OkayestSBB Posted May 27, 2015 Share Posted May 27, 2015 Hi All, Quick question for the gel users. We use gel as one of our back ups to our ECHO, I personally have never performed DATs in gel. At my current facility they perform only cord blood DATs in gel. I've noticed that when the techs prepare the 0.8% cell suspension they are WAY off when compared to commercially made Ortho cells (the cell button after spinning is like 1/2 the size it should be). In our procedure manual someone hand wrote in to wash the cells four times, when I grabbed the technical manual it states that the advantage to column technology is that you do not need to wash for anti-globulin tests. I've been so ingrained to wash for DATs, I find it hard to believe you wouldn't for gel. So to wash or not to wash? That's my question. Thanks! ANORRIS 1 Link to comment Share on other sites More sharing options...

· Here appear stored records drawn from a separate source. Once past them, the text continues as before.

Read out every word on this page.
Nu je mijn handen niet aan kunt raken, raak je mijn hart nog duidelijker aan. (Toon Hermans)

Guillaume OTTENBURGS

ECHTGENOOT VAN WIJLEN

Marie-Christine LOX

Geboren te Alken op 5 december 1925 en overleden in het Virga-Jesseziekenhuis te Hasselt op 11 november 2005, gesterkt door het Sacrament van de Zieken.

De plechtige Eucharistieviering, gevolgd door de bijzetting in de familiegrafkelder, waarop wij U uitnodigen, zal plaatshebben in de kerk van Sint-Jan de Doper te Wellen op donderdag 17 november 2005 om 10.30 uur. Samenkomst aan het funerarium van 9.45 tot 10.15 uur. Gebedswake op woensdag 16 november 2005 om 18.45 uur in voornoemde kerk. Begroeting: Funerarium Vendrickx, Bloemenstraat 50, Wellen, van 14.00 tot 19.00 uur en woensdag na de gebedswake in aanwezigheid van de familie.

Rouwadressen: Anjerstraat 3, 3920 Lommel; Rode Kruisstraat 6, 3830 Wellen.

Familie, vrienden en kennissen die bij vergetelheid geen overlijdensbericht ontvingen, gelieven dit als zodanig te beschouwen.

Dansket Posted May 28, 2015 Share Posted May 28, 2015 Have done DAT's cord blood sample in gel (manual and automated) for more than 15 years without washing. Stopped washing cord blood samples routinely prior to tube testing in the 80's. Link to comment Share on other sites More sharing options...
David Saikin Posted May 28, 2015 Share Posted May 28, 2015 We don't wash cord bloods for DATs in gel, haven't since we switched many years ago. There should be a procedure how to make 0.8% cell suspensions - Ortho had one which is really closer to 1% 10uL packed cells added to 1mL diluent. Joanne P. Scannell 1 Link to comment Share on other sites More sharing options...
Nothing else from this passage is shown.